I believe : This video along with the lyrics symbolizes the "Rich and Poor" relationship ! It portrays the daily hardships of the poor and grass-rooted people alongside the elite, lavish and luxurious lives of Rich people, in a clear way ! The "wealth" which should be with all people according to their efforts and hardships is not there ! Rich is dreaming of acquiring more wealth as their "hunger is unsatisfied" at the cost of the poor by crushing their dreams (jesters + flowing guitars)! The black dress guy with big fangs flowing up is the disorder symbol in the state ! It is an alarm to the Riches ! The big teddy throwing of the kid + ladies running out of the big and attractive high heels !!

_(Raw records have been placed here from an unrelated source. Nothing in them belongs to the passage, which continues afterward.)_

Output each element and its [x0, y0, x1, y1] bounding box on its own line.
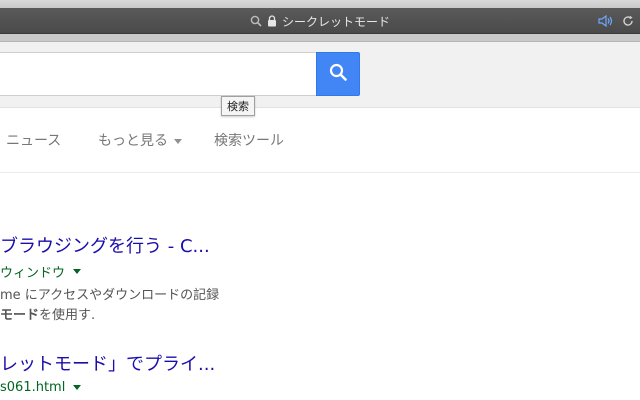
- result-title-link[interactable]: ブラウジングを行う - C...: [0, 232, 640, 258]
- result-snippet: me にアクセスやダウンロードの記録 モードを使用す.: [0, 286, 640, 326]
- chevron-down-icon[interactable]: [73, 385, 82, 390]
- tab-search-tools[interactable]: 検索ツール: [214, 130, 284, 150]
- search-button-tooltip: 検索: [221, 96, 255, 116]
- tab-search-tools-label: 検索ツール: [214, 133, 284, 149]
- address-bar[interactable]: シークレットモード: [0, 8, 640, 34]
- tab-news-label: ニュース: [6, 133, 62, 149]
- result-url-text: ウィンドウ: [0, 266, 66, 281]
- address-label: シークレットモード: [281, 14, 390, 29]
- toolbar-divider: [0, 34, 640, 42]
- address-center: シークレットモード: [0, 8, 640, 34]
- result-url: ウィンドウ: [0, 262, 640, 281]
- search-icon: [250, 15, 262, 27]
- tab-news[interactable]: ニュース: [6, 130, 61, 150]
- result-url: s061.html: [0, 380, 640, 395]
- address-right-controls: [598, 8, 634, 34]
- chevron-down-icon[interactable]: [73, 269, 82, 274]
- snippet-highlight: モード: [0, 308, 40, 323]
- window-top-edge: [0, 0, 640, 8]
- search-input[interactable]: [0, 52, 316, 96]
- tab-more-label: もっと見る: [98, 133, 168, 149]
- chevron-down-icon: [174, 138, 182, 144]
- search-result: ブラウジングを行う - C... ウィンドウ me にアクセスやダウンロードの記…: [0, 232, 640, 326]
- snippet-text: を使用す.: [39, 308, 96, 323]
- search-icon: [329, 63, 347, 85]
- reload-icon[interactable]: [622, 12, 634, 31]
- lock-icon: [267, 15, 277, 27]
- result-title-link[interactable]: レットモード」でプライ...: [0, 350, 640, 376]
- search-result: レットモード」でプライ... s061.html: [0, 350, 640, 395]
- snippet-line: me にアクセスやダウンロードの記録: [0, 288, 220, 303]
- snippet-line: モードを使用す.: [0, 306, 640, 326]
- speaker-icon[interactable]: [598, 12, 614, 31]
- search-tabs: ニュース もっと見る 検索ツール: [0, 108, 640, 173]
- tab-more[interactable]: もっと見る: [98, 130, 182, 150]
- search-button[interactable]: [316, 52, 360, 96]
- search-header: [0, 42, 640, 108]
- result-url-text: s061.html: [0, 380, 66, 395]
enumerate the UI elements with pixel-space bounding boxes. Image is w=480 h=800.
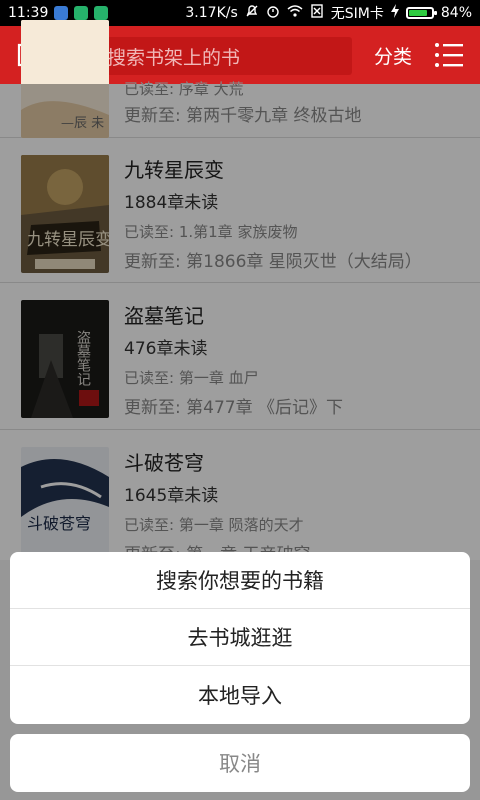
search-input[interactable]: 搜索书架上的书 — [67, 37, 352, 75]
battery-percent: 84% — [440, 5, 472, 21]
sim-status: 无SIM卡 — [330, 6, 384, 22]
wifi-icon — [287, 4, 303, 22]
search-books-option[interactable]: 搜索你想要的书籍 — [10, 552, 470, 609]
browse-store-option[interactable]: 去书城逛逛 — [10, 609, 470, 666]
android-icon — [94, 6, 109, 20]
notification-icon — [74, 6, 89, 20]
charging-icon — [390, 4, 399, 22]
action-sheet: 搜索你想要的书籍 去书城逛逛 本地导入 — [10, 552, 470, 724]
battery-icon — [405, 7, 437, 19]
cancel-button[interactable]: 取消 — [10, 734, 470, 792]
search-placeholder: 搜索书架上的书 — [107, 46, 241, 69]
network-speed: 3.17K/s — [185, 5, 238, 21]
list-menu-icon[interactable] — [434, 41, 464, 69]
usb-icon — [54, 6, 69, 20]
local-import-option[interactable]: 本地导入 — [10, 666, 470, 723]
silent-icon — [245, 4, 259, 22]
category-button[interactable]: 分类 — [374, 42, 412, 69]
no-sim-icon — [310, 4, 324, 22]
status-time: 11:39 — [8, 5, 49, 21]
alarm-icon — [266, 4, 280, 22]
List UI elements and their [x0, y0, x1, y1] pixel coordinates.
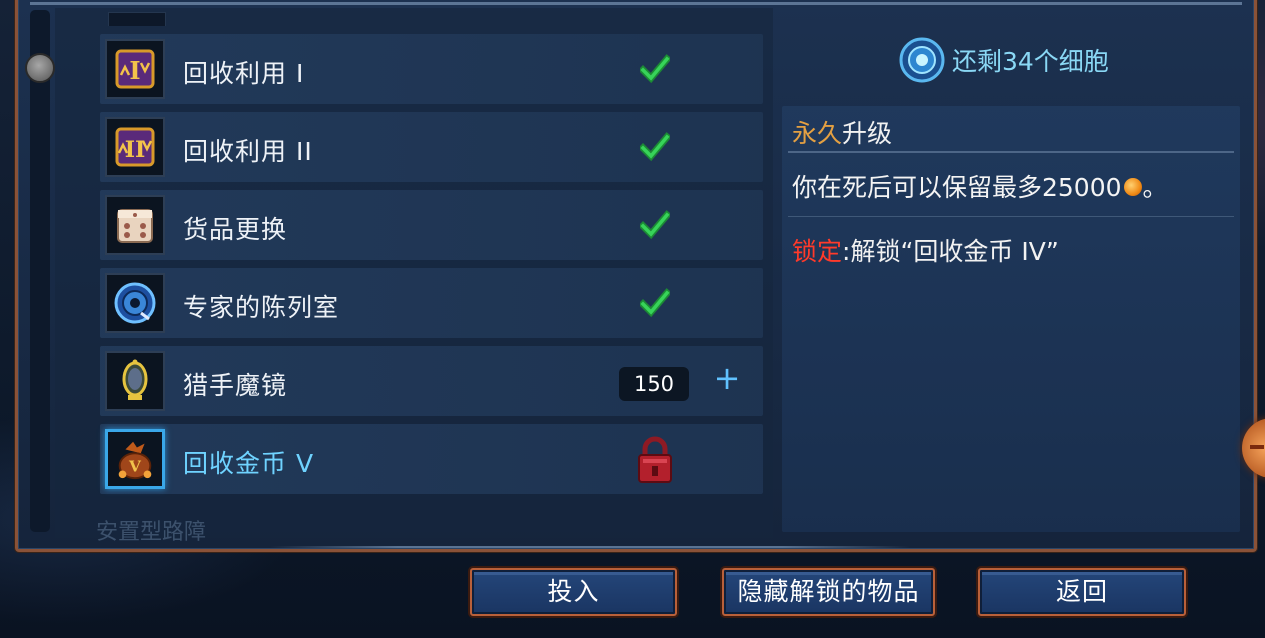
detail-title-highlight: 永久: [792, 119, 843, 148]
check-icon: [640, 54, 670, 84]
item-name: 回收利用 I: [183, 59, 305, 88]
check-icon: [640, 210, 670, 240]
list-item-expert-showroom[interactable]: 专家的陈列室: [100, 268, 763, 338]
detail-lock-requirement: 锁定:解锁“回收金币 IV”: [792, 232, 1059, 268]
svg-text:V: V: [128, 457, 142, 475]
invest-button[interactable]: 投入: [470, 568, 677, 616]
divider: [788, 151, 1234, 153]
cells-remaining-text: 还剩34个细胞: [952, 47, 1109, 76]
item-name: 回收金币 V: [183, 449, 315, 478]
blue-disc-icon: [105, 273, 165, 333]
panel-bottom-border: [270, 546, 910, 548]
item-name: 猎手魔镜: [183, 371, 288, 400]
scrollbar-thumb[interactable]: [25, 53, 55, 83]
divider: [788, 216, 1234, 217]
item-name: 货品更换: [183, 215, 288, 244]
detail-description-text: 你在死后可以保留最多25000: [792, 173, 1122, 202]
list-item-recycle-1[interactable]: I 回收利用 I: [100, 34, 763, 104]
item-name: 专家的陈列室: [183, 293, 340, 322]
detail-description: 你在死后可以保留最多25000 。: [792, 168, 1168, 204]
item-detail-panel: 永久升级 你在死后可以保留最多25000 。 锁定:解锁“回收金币 IV”: [782, 106, 1240, 532]
svg-text:II: II: [125, 137, 146, 163]
check-icon: [640, 288, 670, 318]
back-button[interactable]: 返回: [978, 568, 1186, 616]
lock-requirement-text: :解锁“回收金币 IV”: [842, 237, 1059, 266]
detail-description-suffix: 。: [1142, 173, 1168, 202]
lock-label: 锁定: [792, 237, 843, 266]
recycle-gold-2-icon: II: [105, 117, 165, 177]
recycle-gold-1-icon: I: [105, 39, 165, 99]
list-item-partial: [108, 12, 166, 26]
check-icon: [640, 132, 670, 162]
svg-text:I: I: [129, 56, 140, 85]
item-name: 回收利用 II: [183, 137, 313, 166]
lock-icon: [638, 436, 672, 483]
coin-bag-icon: V: [105, 429, 165, 489]
list-item-recycle-gold-5[interactable]: V 回收金币 V: [100, 424, 763, 494]
gold-coin-icon: [1123, 178, 1142, 196]
list-item-recycle-2[interactable]: II 回收利用 II: [100, 112, 763, 182]
dice-icon: [105, 195, 165, 255]
panel-top-border: [30, 2, 1242, 5]
plus-icon[interactable]: +: [712, 362, 742, 394]
cost-badge: 150: [619, 367, 689, 401]
list-item-reroll[interactable]: 货品更换: [100, 190, 763, 260]
list-item-next-faded: 安置型路障: [96, 520, 207, 545]
scrollbar-track[interactable]: [30, 10, 50, 532]
hide-unlocked-button[interactable]: 隐藏解锁的物品: [722, 568, 935, 616]
detail-title-rest: 升级: [842, 119, 893, 148]
detail-title: 永久升级: [792, 114, 892, 150]
shop-screen: I 回收利用 I II 回收利用 II 货品更换 专家的陈列室 猎手魔镜 150…: [0, 0, 1265, 638]
cells-counter: 还剩34个细胞: [898, 32, 1109, 88]
mirror-icon: [105, 351, 165, 411]
cell-icon: [899, 37, 945, 83]
list-item-hunter-mirror[interactable]: 猎手魔镜 150 +: [100, 346, 763, 416]
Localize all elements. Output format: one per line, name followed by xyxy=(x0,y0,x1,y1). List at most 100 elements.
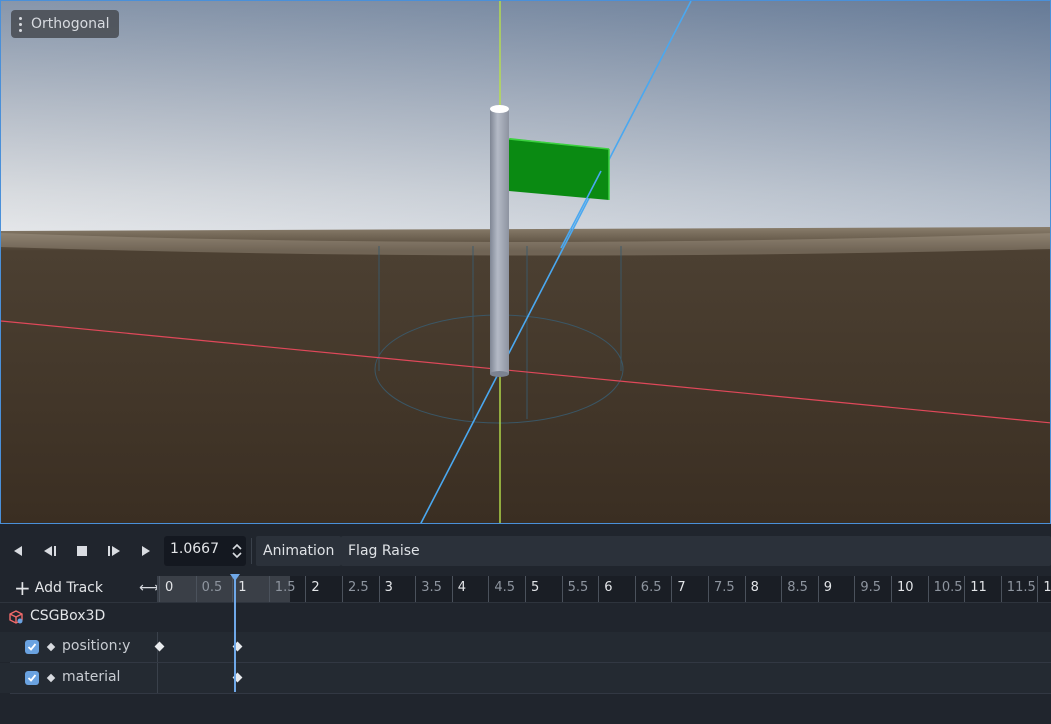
ruler-tick xyxy=(195,576,197,602)
csgbox3d-node-icon xyxy=(9,610,23,624)
ruler-tick-label: 3 xyxy=(384,580,393,595)
ruler-tick-label: 2 xyxy=(311,580,320,595)
play-backwards-button[interactable] xyxy=(7,540,29,562)
ruler-tick xyxy=(671,576,673,602)
playhead[interactable] xyxy=(234,576,236,692)
ruler-tick-label: 8.5 xyxy=(787,580,808,595)
play-from-start-icon xyxy=(108,546,120,556)
spin-arrows-icon[interactable] xyxy=(232,542,242,560)
ruler-tick xyxy=(561,576,563,602)
ruler-tick xyxy=(854,576,856,602)
ruler-tick xyxy=(451,576,453,602)
toolbar-separator xyxy=(251,538,252,564)
ruler-tick-label: 10 xyxy=(897,580,914,595)
kebab-menu-icon xyxy=(19,16,23,32)
play-from-start-button[interactable] xyxy=(103,540,125,562)
ruler-tick-label: 6.5 xyxy=(640,580,662,595)
ruler-tick-label: 11.5 xyxy=(1006,580,1036,595)
ruler-tick-label: 7.5 xyxy=(714,580,735,595)
track-header: + Add Track ⟷ 0 0.5 1 1.5 2 2.5 3 3.5 4 4.5 5 5.5 6 6… xyxy=(0,576,1051,602)
ruler-tick-label: 1.5 xyxy=(274,580,296,595)
ruler-tick-label: 9 xyxy=(823,580,833,595)
ruler-tick xyxy=(525,576,526,602)
animation-panel: 1.0667 Animation Flag Raise + Add Track … xyxy=(0,524,1051,724)
view-menu-label: Orthogonal xyxy=(31,16,110,32)
add-track-label: Add Track xyxy=(34,580,103,596)
ruler-tick-label: 6 xyxy=(604,580,613,595)
ruler-tick-label: 8 xyxy=(750,580,759,595)
plus-icon: + xyxy=(14,576,31,600)
animation-toolbar: 1.0667 Animation Flag Raise xyxy=(0,534,1051,566)
ruler-tick-label: 3.5 xyxy=(421,580,442,595)
stop-icon xyxy=(77,546,87,556)
ruler-tick xyxy=(964,576,966,602)
ruler-tick xyxy=(305,576,307,602)
track-row-material[interactable]: material xyxy=(0,663,1051,693)
timeline-ruler[interactable]: 0 0.5 1 1.5 2 2.5 3 3.5 4 4.5 5 5.5 6 6.5 7 7.5 8 8.5 9 9.5… xyxy=(157,576,1051,602)
ruler-tick xyxy=(342,576,343,602)
stop-button[interactable] xyxy=(71,540,93,562)
ruler-tick xyxy=(488,576,490,602)
ruler-tick-label: 0 xyxy=(165,580,174,595)
track-name: position:y xyxy=(62,638,131,654)
ruler-tick-label: 2.5 xyxy=(348,580,369,595)
ruler-tick-label: 0.5 xyxy=(201,580,223,595)
flag-pole xyxy=(490,109,509,374)
keyframe[interactable] xyxy=(154,641,165,652)
ruler-tick-label: 4.5 xyxy=(494,580,516,595)
track-keys-area[interactable] xyxy=(157,663,1051,693)
ruler-tick-label: 7 xyxy=(677,580,686,595)
view-menu-button[interactable]: Orthogonal xyxy=(11,10,119,38)
track-name: material xyxy=(62,669,121,685)
ruler-tick xyxy=(1000,576,1002,602)
ruler-tick xyxy=(268,576,270,602)
ruler-tick xyxy=(744,576,746,602)
track-keys-area[interactable] xyxy=(154,632,1051,662)
play-icon xyxy=(142,546,150,556)
animation-time-spinbox[interactable]: 1.0667 xyxy=(164,536,246,566)
ruler-tick xyxy=(781,576,783,602)
ruler-tick xyxy=(415,576,417,602)
ruler-tick xyxy=(708,576,709,602)
ruler-tick xyxy=(159,576,160,602)
property-track-icon xyxy=(46,642,56,652)
track-group-row[interactable]: CSGBox3D xyxy=(0,602,1051,632)
ruler-tick-label: 12 xyxy=(1043,580,1051,595)
3d-viewport[interactable]: Orthogonal xyxy=(0,0,1051,524)
ruler-tick-label: 9.5 xyxy=(860,580,882,595)
track-enabled-checkbox[interactable] xyxy=(25,640,39,654)
property-track-icon xyxy=(46,673,56,683)
ruler-tick xyxy=(927,576,929,602)
animation-length-range xyxy=(158,576,290,602)
play-backwards-icon xyxy=(14,546,22,556)
ruler-tick xyxy=(378,576,380,602)
viewport-scene xyxy=(1,1,1050,523)
ruler-tick xyxy=(817,576,819,602)
play-backwards-from-end-icon xyxy=(44,546,56,556)
track-row-position-y[interactable]: position:y xyxy=(0,632,1051,662)
checkmark-icon xyxy=(27,643,37,651)
ruler-tick-label: 4 xyxy=(457,580,467,595)
animation-time-value: 1.0667 xyxy=(170,541,219,557)
ruler-tick xyxy=(1037,576,1039,602)
animation-selector[interactable]: Flag Raise xyxy=(341,536,1051,566)
play-backwards-from-end-button[interactable] xyxy=(39,540,61,562)
pole-top xyxy=(490,105,509,113)
ruler-tick-label: 5 xyxy=(531,580,540,595)
track-enabled-checkbox[interactable] xyxy=(25,671,39,685)
checkmark-icon xyxy=(27,674,37,682)
ruler-tick-label: 10.5 xyxy=(933,580,963,595)
add-track-button[interactable]: + Add Track xyxy=(14,576,103,600)
ruler-tick-label: 11 xyxy=(970,580,987,595)
play-button[interactable] xyxy=(135,540,157,562)
ruler-tick xyxy=(891,576,892,602)
node-name: CSGBox3D xyxy=(30,608,106,624)
animation-menu-button[interactable]: Animation xyxy=(256,536,342,566)
ruler-tick xyxy=(634,576,636,602)
ruler-tick-label: 1 xyxy=(238,580,247,595)
ruler-tick xyxy=(598,576,600,602)
track-divider xyxy=(10,693,1051,694)
ruler-tick-label: 5.5 xyxy=(567,580,589,595)
animation-menu-label: Animation xyxy=(263,543,335,559)
animation-name: Flag Raise xyxy=(348,543,420,559)
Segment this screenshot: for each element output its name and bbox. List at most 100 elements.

One of the guy (the rich person with the car) gets it and releases all his wealth (big ballons) and turns philanthropic. He visualizes the needs and hunger .. and spreads out whatever he has for the needy !
As the wealth is evenly distributed the riches cannot control it (the table tennis ball becoming out of shape)..
the "Division of wealth equally" is the message : the "Division bell" says it all, i believe ...
i know you may not agree with me - But this is what is feel about the song ..
Aniruddha - India
We start life with wonder, even how magnets work. We wander from our birthplace as the division bell of life vs. death begins. We follow our dreams, yet sometimes yearning to be back to past highlights of our life. Always a band with imagination, although following in our footsteps, was trying to insure that we continue our quest beyond the present time, travel into the unknown and miraculous, not lose sight of our dreams as we break away from the mundane, decaying way of life that so many waste away.
We burn bridges behind us, many times feeling we want to be back on the other side where we had good memories. Unknown forces trying to drag us back as our dreams take us forward. We finally reach the heights of that dreamed of place, feeling now as a conqueror, compelled to follow our dreams, feeling a hunger for more as we realize the infinity of it all in our search.
anonymous Jan 9th, 2013 1:28pm report
I think ..this song has something...different in it .... it is a comprehesion of someone's life,all ups n downs,n still struggles to acheive his dreams.....!!
Dere is a line i like too much 'hunger still unsatisfied' its true....and ends only at our death.....!!
anonymous Nov 12th, 2012 11:48pm report
This is just the band's biography
anonymous Aug 5th, 2012 8:30am report
this songs is sooo good that i can't stop listening to it !
this songs has a deep meaning ! it is about things one may have gained and lost in life!i mean it was written by Gilmour, who has previously mentioned that the song is more about his early days and leaving his hometown behind!
anonymous May 30th, 2012 5:50pm report
Its about heaven.
anonymous Sep 27th, 2011 9:24pm report
Song is about the struggle the band had to establish themselves.
anonymous Jul 30th, 2011 7:13pm report
It's about when you were young, before the bullshit of daily life consumed the life out of you, before the rat race took priority.
anonymous Dec 30th, 2010 12:58am report
If you know anything about the history of Pink Floyd as a band, it seems that the song is about them before and after the huge success of "The Dark Side of the Moon." This isn't fact, just something to think about.